Natürlich hatte sie ihre Bedeutung sofort erfasst – Marianna und Mellony hatten einander nahegestanden, aber Raisa und ihre Mutter nicht.
»Es war mir nicht möglich, allein mit Mellony zu sprechen«, fuhr Averill fort, »sosehr ich mich auch bemüht habe. Sie ist von ganzen Heerscharen von Wachen und Zofen umgeben, und die Bayars schwirren ständig um sie herum.«
»Die Bayars? Welche Bayars?«, wollte Elena wissen.

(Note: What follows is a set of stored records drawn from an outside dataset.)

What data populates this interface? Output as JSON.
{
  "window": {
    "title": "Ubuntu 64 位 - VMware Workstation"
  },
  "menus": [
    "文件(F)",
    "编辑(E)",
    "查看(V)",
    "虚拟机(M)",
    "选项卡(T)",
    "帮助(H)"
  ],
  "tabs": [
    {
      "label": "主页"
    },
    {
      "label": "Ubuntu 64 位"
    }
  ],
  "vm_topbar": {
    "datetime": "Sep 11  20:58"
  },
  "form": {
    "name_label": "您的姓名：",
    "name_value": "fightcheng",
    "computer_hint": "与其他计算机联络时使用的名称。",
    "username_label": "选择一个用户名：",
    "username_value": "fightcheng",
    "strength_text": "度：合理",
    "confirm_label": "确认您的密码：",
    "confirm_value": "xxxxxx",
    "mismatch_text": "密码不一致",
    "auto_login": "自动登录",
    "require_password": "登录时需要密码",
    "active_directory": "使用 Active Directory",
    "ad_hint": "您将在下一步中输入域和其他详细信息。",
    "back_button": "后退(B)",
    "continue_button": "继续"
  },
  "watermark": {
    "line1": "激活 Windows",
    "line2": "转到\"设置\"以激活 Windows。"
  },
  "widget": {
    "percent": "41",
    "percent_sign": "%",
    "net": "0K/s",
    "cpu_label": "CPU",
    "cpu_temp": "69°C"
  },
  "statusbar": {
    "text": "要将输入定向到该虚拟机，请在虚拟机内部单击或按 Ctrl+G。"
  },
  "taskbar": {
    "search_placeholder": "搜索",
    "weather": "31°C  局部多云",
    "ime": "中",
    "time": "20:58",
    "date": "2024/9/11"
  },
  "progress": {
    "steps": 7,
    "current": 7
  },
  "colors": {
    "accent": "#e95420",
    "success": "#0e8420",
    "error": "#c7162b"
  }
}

»Alle. Gavan Bayar. Micah, Fiona und Lady Bayar«, sagte Averill. Er machte eine Pause. »Als Gemahl besitze ich nicht die Autorität, sie wegzuschicken. Sie sind wie Kampfhunde, die ein hübsches Haustier umzingeln. Ich rechne jeden Tag damit, dass die Verlobung von Micah und Mellony bekanntgegeben wird, auch wenn ich vermute, dass sie mit der Hochzeit bis nach Mellonys Krönung warten wollen. Nur um sicherzugehen.«
Raisa ließ fast den Teebecher fallen. Sie beugte sich nach vorn. » Was ? Was willst du damit sagen?«
Averill sah Willo und Elena an; sein Blick war fast vorwurfsvoll. »Heißt das, sie weiß es noch nicht?«
»Thorn Rose hat sich erst heute vom Krankenlager erhoben«, sagte Willo. »Wir hielten es für sinnvoll, sie erst etwas zu Kräften kommen zu lassen, bevor wir es ihr sagen.«
Elena nickte.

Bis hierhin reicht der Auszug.